Carol Danehower

WOMEN OF ACHIEVEMENT
2019

VISION
for a woman whose sensitivity to women’s needs
led her to tremendous achievements for women:

Dr. Carol Danehower

Every day dozens of women and girls in Memphis and Shelby County endure beatings, sexual abuse, verbal abuse and emotional violence that strip them of their health, their sanity, their confidence and their capacity to study or to work. Every year 15 to 20 local women are killed by men who have claimed to love them.

Dr. Carol Danehower is committed to giving of her time, her expertise as a researcher and educator, and her passion for helping women to fulfill a vision of safety and fairness for women in their homes, at work, everywhere.

Carol is an associate professor in the Department of Management at the University Of Memphis Fogelman College Of Business. She became aware of the deadly extent of domestic violence locally and nationally as member of the board of the Memphis YWCA, a leader in DV services for over 40 years. Nominated to the Tennessee Economic Council on Women by UofM President Dr. Shirley Raines in 2007, Carol read their research on the economic impact of domestic violence and began to develop her own research into the connection between DV and the workplace.
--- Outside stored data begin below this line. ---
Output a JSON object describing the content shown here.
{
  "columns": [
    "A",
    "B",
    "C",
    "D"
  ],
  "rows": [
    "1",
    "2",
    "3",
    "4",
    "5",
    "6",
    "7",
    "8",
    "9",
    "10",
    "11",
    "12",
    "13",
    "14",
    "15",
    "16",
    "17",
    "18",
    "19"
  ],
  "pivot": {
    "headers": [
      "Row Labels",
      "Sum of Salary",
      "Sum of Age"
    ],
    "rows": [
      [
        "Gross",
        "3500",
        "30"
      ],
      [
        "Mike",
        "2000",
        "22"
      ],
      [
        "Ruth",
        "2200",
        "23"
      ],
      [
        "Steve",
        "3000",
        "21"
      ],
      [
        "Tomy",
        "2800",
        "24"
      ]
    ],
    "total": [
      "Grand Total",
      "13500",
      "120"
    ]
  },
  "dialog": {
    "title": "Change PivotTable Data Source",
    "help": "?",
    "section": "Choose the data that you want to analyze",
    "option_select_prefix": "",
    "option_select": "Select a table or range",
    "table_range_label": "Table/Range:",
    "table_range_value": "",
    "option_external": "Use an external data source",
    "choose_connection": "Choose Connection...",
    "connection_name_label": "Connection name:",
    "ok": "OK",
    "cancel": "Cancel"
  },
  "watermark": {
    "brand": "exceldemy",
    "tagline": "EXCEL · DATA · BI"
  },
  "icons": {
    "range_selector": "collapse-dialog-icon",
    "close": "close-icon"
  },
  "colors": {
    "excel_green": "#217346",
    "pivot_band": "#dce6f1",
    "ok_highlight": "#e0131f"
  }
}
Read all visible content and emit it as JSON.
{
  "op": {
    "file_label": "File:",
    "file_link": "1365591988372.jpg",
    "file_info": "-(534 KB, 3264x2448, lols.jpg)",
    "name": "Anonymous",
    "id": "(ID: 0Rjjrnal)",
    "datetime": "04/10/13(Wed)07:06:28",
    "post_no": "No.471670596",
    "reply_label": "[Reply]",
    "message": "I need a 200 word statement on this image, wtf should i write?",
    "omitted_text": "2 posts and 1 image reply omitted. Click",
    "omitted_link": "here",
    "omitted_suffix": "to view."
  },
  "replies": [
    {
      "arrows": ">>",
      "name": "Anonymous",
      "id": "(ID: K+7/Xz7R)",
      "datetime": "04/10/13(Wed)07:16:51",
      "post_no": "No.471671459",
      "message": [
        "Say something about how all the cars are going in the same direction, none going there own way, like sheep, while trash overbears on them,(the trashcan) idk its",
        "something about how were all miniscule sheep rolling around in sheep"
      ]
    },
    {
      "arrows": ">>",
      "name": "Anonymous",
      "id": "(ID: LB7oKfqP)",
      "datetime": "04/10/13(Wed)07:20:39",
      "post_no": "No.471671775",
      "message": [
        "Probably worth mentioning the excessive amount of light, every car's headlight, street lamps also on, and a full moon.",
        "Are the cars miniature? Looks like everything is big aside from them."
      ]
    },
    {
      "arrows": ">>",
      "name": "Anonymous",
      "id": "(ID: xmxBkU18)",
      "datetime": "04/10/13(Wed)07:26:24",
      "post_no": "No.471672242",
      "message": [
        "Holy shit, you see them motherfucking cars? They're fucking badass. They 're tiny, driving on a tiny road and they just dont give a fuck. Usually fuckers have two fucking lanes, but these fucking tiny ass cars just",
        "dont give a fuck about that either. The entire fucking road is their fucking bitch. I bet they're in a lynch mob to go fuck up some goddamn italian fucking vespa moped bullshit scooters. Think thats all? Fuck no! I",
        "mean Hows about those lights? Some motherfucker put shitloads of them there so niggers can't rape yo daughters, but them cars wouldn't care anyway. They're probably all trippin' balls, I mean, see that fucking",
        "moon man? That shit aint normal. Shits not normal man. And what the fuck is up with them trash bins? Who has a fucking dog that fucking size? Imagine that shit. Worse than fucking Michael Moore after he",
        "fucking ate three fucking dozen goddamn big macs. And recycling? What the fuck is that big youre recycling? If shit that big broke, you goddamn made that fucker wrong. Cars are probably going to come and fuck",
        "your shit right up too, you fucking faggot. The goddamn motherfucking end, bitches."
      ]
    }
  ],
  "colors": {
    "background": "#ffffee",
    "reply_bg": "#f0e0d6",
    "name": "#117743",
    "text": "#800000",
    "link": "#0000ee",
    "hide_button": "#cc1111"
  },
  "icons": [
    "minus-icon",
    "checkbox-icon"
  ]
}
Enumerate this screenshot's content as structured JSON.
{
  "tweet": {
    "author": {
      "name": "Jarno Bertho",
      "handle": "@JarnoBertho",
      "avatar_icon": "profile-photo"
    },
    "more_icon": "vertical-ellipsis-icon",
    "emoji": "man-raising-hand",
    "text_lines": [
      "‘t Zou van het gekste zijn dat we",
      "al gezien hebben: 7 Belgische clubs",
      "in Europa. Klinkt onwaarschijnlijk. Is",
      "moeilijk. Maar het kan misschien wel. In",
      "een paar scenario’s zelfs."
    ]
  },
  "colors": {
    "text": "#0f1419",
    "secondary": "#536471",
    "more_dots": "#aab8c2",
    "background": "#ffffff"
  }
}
She came to the Memphis Area Women’s Council in 2011 as a volunteer concerned about women and violence and interested in how that connection limits women’s capacity to be productive and maintain jobs or careers.

She soon created with the Women’s Council a two-hour training workshop “Violence at Home. Victims at Work. Employers Confront Domestic Violence,” a compelling program that equips employers to recognize when employees or colleagues are struggling with domestic violence – intimate partner violence – and to respond with compassion and community resources.

Carol presents the training to classes at UofM every semester and, with Deborah Clubb, has trained nearly 1,000 people in workplaces across the city — without pay and on top of her full-time job.

Carol’s route to a thriving academic career began at Hendrix College in Conway, AR, where she studied economics after a wonderful childhood on her family’s farm outside Forrest City. She got her master’s in economics from the University of Arkansas in 1978 and then was drawn to the emerging profession of personnel management and human resources. She completed her Doctorate in Business Administration in 1987 at the University of Kentucky.

She taught at Rhodes College 1986-1989. She moved to the UofM where her role also involves graduate students, older students and those from varied backgrounds. She was an administrator in the Fogelman College for 12 years, then returned to regular faculty position in 2009. Since 2015 she has been part-time teaching, including on-line courses, and part-time working in Academic Affairs on various projects.

It was Carol who initiated the effort at UofM in 2015 to address the scourge of on-campus sexual assault with the debut screening of “The Hunting Ground” documentary. She secured the powerful film about the scourge of college campus rape and led programming for it at Memphis and Jackson/Lambuth campuses. For 2019 she is giving the same leadership to securing “Roll Red Roll” about the Steubenville, OH, high school football team rape case and working with MAWC to create a special training event for local high school teachers and coaches on disclosure and consent.

Carol for years mentored and advised the campus chapter of the Society for Human Resource Management. She is greeted regularly around the city and across the Internet by former students happy to see “Dr. D.”

Carol began chairing of the Women’s Council board of directors in 2013 and continues in that capacity.

Her vision for safe, secure, productive homes and workplaces for all is critical and just. For her generous and persistent efforts toward that vision, we honor her today as Woman of Achievement for Vision 2019.